Now we substitute `d1`

and one of `d2`

or `d3`

into the maximized expression. Whether we use `d2`

or `d3`

depends on which of `x2`

and `x3`

is larger:

```
maximize x1 + x2 + x3 - (x2 + x3)/2 - d2 - ((x2 - x3)/2 + d2)
```

Then we simplify:

```
maximize x1 + x3 - 2 d2
```

Which is maximized when `d2 = 0`

. Along the way we implicitly assumed that assigning `d3 = (x2 - x3)/2`

would give a whole and non-negative result, meaning that this solution only works when `x2`

and `x3`

have the same parity (i.e. they are both odd or both even) and also `x2 >= x3`

. If the opposite ordering constraint worked, so `x3 >= x2`

, then the solution would be `x1 + x2`

instead of `x1 + x3`

. To cover both cases we can just say the solution is `x1 + min(x2, x3)`

.

If we’d assumed the final population was wolves, instead of lions, then the constraints would be on `x1`

and `x3`

instead of `x2`

and `x3`

and the solution would be `x2 + min(x1, x3)`

. For goats the constraints are on `x1`

and `x2`

and the solution is `x3 + min(x1, x2)`

. The true solution is the maximum of these three cases, ignoring the ones where the parity constraint is violated.
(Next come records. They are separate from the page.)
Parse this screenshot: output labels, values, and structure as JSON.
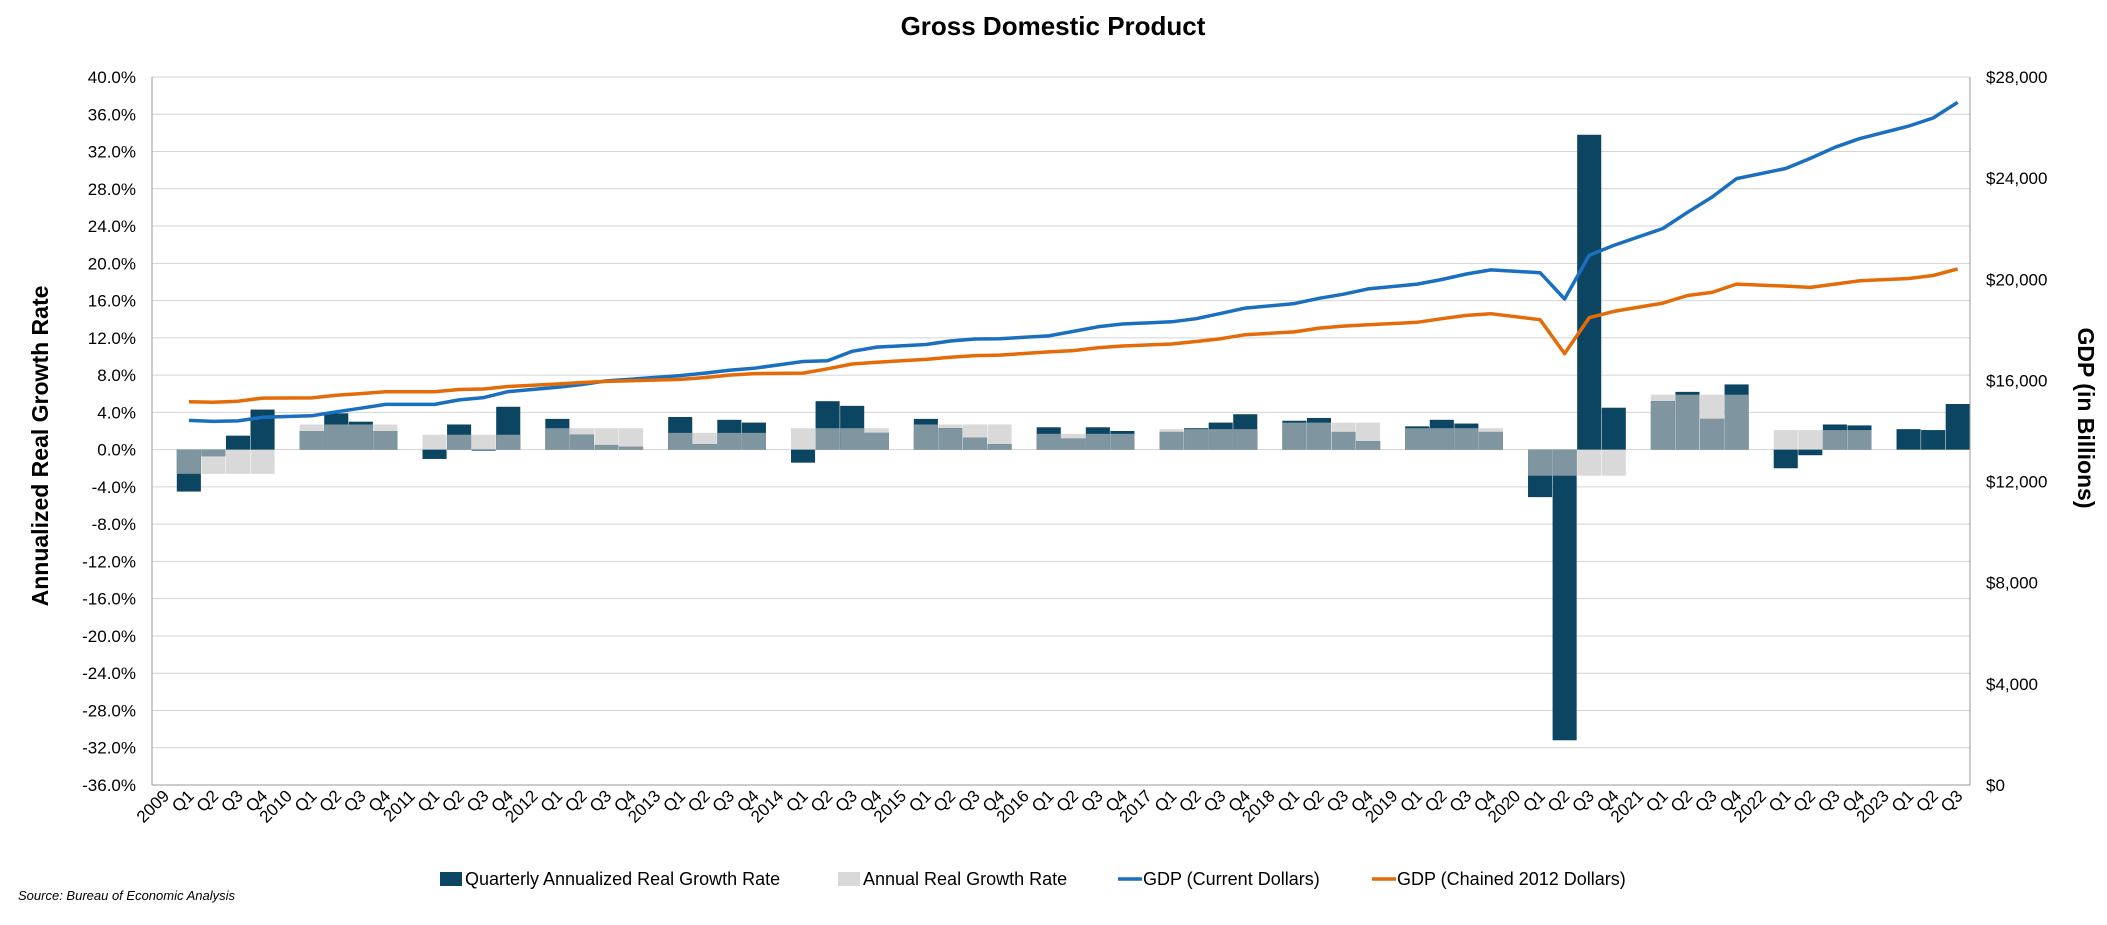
{
  "chart_data": {
    "type": "bar+line",
    "title": "Gross Domestic Product",
    "ylabel_left": "Annualized Real Growth Rate",
    "ylabel_right": "GDP (in Billions)",
    "ylim_left": [
      -36,
      40
    ],
    "ylim_right": [
      0,
      28000
    ],
    "left_ticks": [
      "40.0%",
      "36.0%",
      "32.0%",
      "28.0%",
      "24.0%",
      "20.0%",
      "16.0%",
      "12.0%",
      "8.0%",
      "4.0%",
      "0.0%",
      "-4.0%",
      "-8.0%",
      "-12.0%",
      "-16.0%",
      "-20.0%",
      "-24.0%",
      "-28.0%",
      "-32.0%",
      "-36.0%"
    ],
    "right_ticks": [
      "$28,000",
      "$24,000",
      "$20,000",
      "$16,000",
      "$12,000",
      "$8,000",
      "$4,000",
      "$0"
    ],
    "categories": [
      "2009",
      "Q1",
      "Q2",
      "Q3",
      "Q4",
      "2010",
      "Q1",
      "Q2",
      "Q3",
      "Q4",
      "2011",
      "Q1",
      "Q2",
      "Q3",
      "Q4",
      "2012",
      "Q1",
      "Q2",
      "Q3",
      "Q4",
      "2013",
      "Q1",
      "Q2",
      "Q3",
      "Q4",
      "2014",
      "Q1",
      "Q2",
      "Q3",
      "Q4",
      "2015",
      "Q1",
      "Q2",
      "Q3",
      "Q4",
      "2016",
      "Q1",
      "Q2",
      "Q3",
      "Q4",
      "2017",
      "Q1",
      "Q2",
      "Q3",
      "Q4",
      "2018",
      "Q1",
      "Q2",
      "Q3",
      "Q4",
      "2019",
      "Q1",
      "Q2",
      "Q3",
      "Q4",
      "2020",
      "Q1",
      "Q2",
      "Q3",
      "Q4",
      "2021",
      "Q1",
      "Q2",
      "Q3",
      "Q4",
      "2022",
      "Q1",
      "Q2",
      "Q3",
      "Q4",
      "2023",
      "Q1",
      "Q2",
      "Q3"
    ],
    "series": [
      {
        "name": "Quarterly Annualized Real Growth Rate",
        "kind": "bar",
        "color": "#0b4562",
        "values": [
          null,
          -4.5,
          -0.7,
          1.5,
          4.3,
          null,
          2.0,
          3.9,
          3.0,
          2.0,
          null,
          -1.0,
          2.7,
          -0.1,
          4.6,
          null,
          3.3,
          1.6,
          0.5,
          0.3,
          null,
          3.5,
          0.6,
          3.2,
          2.9,
          null,
          -1.4,
          5.2,
          4.7,
          1.8,
          null,
          3.3,
          2.3,
          1.3,
          0.6,
          null,
          2.4,
          1.2,
          2.4,
          2.0,
          null,
          1.9,
          2.3,
          2.9,
          3.8,
          null,
          3.1,
          3.4,
          1.9,
          0.9,
          null,
          2.5,
          3.2,
          2.8,
          1.9,
          null,
          -5.1,
          -31.2,
          33.8,
          4.5,
          null,
          5.2,
          6.2,
          3.3,
          7.0,
          null,
          -2.0,
          -0.6,
          2.7,
          2.6,
          null,
          2.2,
          2.1,
          4.9
        ]
      },
      {
        "name": "Annual Real Growth Rate",
        "kind": "bar",
        "color": "#d9d9d9",
        "values": [
          null,
          -2.6,
          -2.6,
          -2.6,
          -2.6,
          null,
          2.7,
          2.7,
          2.7,
          2.7,
          null,
          1.6,
          1.6,
          1.6,
          1.6,
          null,
          2.3,
          2.3,
          2.3,
          2.3,
          null,
          1.8,
          1.8,
          1.8,
          1.8,
          null,
          2.3,
          2.3,
          2.3,
          2.3,
          null,
          2.7,
          2.7,
          2.7,
          2.7,
          null,
          1.7,
          1.7,
          1.7,
          1.7,
          null,
          2.2,
          2.2,
          2.2,
          2.2,
          null,
          2.9,
          2.9,
          2.9,
          2.9,
          null,
          2.3,
          2.3,
          2.3,
          2.3,
          null,
          -2.8,
          -2.8,
          -2.8,
          -2.8,
          null,
          5.9,
          5.9,
          5.9,
          5.9,
          null,
          2.1,
          2.1,
          2.1,
          2.1,
          null,
          null,
          null,
          null
        ]
      },
      {
        "name": "GDP (Current Dollars)",
        "kind": "line",
        "axis": "right",
        "color": "#1a6fbf",
        "values": [
          null,
          14420,
          14380,
          14400,
          14540,
          null,
          14600,
          14760,
          14900,
          15050,
          null,
          15050,
          15230,
          15320,
          15560,
          null,
          15730,
          15840,
          15980,
          16050,
          null,
          16190,
          16290,
          16400,
          16480,
          null,
          16750,
          16780,
          17150,
          17320,
          null,
          17420,
          17560,
          17640,
          17650,
          null,
          17760,
          17940,
          18120,
          18230,
          null,
          18320,
          18440,
          18650,
          18860,
          null,
          19040,
          19250,
          19410,
          19620,
          null,
          19810,
          19990,
          20210,
          20370,
          null,
          20260,
          19220,
          20950,
          21340,
          null,
          22010,
          22650,
          23250,
          23980,
          null,
          24380,
          24780,
          25220,
          25560,
          null,
          26060,
          26380,
          27000
        ]
      },
      {
        "name": "GDP (Chained 2012 Dollars)",
        "kind": "line",
        "axis": "right",
        "color": "#e36c09",
        "values": [
          null,
          15160,
          15140,
          15180,
          15300,
          null,
          15310,
          15410,
          15480,
          15550,
          null,
          15550,
          15640,
          15660,
          15760,
          null,
          15860,
          15920,
          15960,
          15990,
          null,
          16040,
          16110,
          16210,
          16270,
          null,
          16290,
          16460,
          16650,
          16720,
          null,
          16830,
          16920,
          16980,
          17000,
          null,
          17130,
          17180,
          17290,
          17360,
          null,
          17440,
          17540,
          17650,
          17810,
          null,
          17920,
          18070,
          18150,
          18200,
          null,
          18300,
          18440,
          18570,
          18640,
          null,
          18400,
          17060,
          18480,
          18730,
          null,
          19060,
          19360,
          19480,
          19810,
          null,
          19730,
          19680,
          19810,
          19940,
          null,
          20030,
          20150,
          20410
        ]
      }
    ]
  },
  "source": "Source: Bureau of Economic Analysis"
}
Because there’s only two parities, odd and even, at most one of the variables can be the odd one out. This reduces the whole system to two cases. If only two of the variables have matching parities, then the answer is `xa + min(xb, xc)`

, where `xa`

is the input with a different parity. If all variables have the same parity then the solution is `max(x1 + min(x2,x3), x2 + min(x1, x3), x3 + min(x1,x2)`

, which seems daunting until you realize it simplifies into `max(x1, x2, x3) + min(x1, x2, x3)`

.

So we can compute the answer by checking what case we’re in, then using a couple clamping operations and an addition. It’s so simple that *we can do it by hand*. What’s the maximum stable population when there’s `900017`

lions, `900055`

wolves, and `900006`

goats? Well, `900006`

is the odd one out so the answer is `900006 + min(900017, 900055) = 1800023`

.

**Summary**

In this case, choice of algorithm trumped choice of language.

*Edit*: The last few paragraphs were rewritten to be clearer.

*Edit #2*: Added the paragraph about linear independence and relative parity.